Elbe II – Tag 5: Stadtbesichtigung Wittenberg

Wir haben nur eine kurze Busfahrt, um unseren Stadtführer in Wittenberg, eine sehr hübsche Stadt, zu treffen.

Wir gehen von einem Ende der Stadt bis zum anderen. Mal wird gelaufen, oft gestanden, um den vielen, aber interessanten Erzählungen und Erklärungen unseres sehr belesenen Stadtführers zu lauschen. Und wir wandern von Ort zu Ort der Geschehnisse um Luther und seine Zeitgenossen. Gleich zu Beginn stehen wir vor dem einstigen kurfürstlichen Residenzschloss. Es wurde im Siebenjährigen Krieg schwer beschädigt, wurde umgebaut zur Festung und verlor seinen ursprünglichen Baustil. Das neue Äußere ist Geschmackssache, es ist vielleicht der Zeit seiner damaligen Neugestaltung geschuldet.

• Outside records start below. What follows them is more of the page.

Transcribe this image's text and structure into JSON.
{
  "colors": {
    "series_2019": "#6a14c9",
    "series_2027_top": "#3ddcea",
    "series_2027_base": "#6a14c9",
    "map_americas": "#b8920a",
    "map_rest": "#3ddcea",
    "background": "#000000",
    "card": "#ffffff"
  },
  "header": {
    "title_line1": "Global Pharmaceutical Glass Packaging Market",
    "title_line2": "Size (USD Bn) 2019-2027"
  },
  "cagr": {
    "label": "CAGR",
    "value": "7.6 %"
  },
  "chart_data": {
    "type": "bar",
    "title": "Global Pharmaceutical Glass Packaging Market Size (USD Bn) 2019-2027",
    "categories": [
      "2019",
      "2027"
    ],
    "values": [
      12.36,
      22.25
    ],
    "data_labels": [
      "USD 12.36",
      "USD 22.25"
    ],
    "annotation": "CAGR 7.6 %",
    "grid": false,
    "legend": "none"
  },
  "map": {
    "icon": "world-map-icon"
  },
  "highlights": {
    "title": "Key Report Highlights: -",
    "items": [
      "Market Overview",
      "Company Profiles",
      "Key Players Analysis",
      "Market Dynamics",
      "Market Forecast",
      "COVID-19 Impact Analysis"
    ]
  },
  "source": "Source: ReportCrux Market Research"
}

Damit verbunden ist die Schloss- oder Lutherkirche, der Reformator ist in ihr begraben. Sie gilt als Gedächtniskirche der Reformation und wurde im Inneren neu gestaltet. An ihre 1760 verbrannte Holztür soll Luther als Mönch seine 95 Thesen angeschlagen haben. 1858 wurde dann eine neue bronzene Tür eingesetzt, auf der man die Thesen in lateinischer Schrift nachlesen kann.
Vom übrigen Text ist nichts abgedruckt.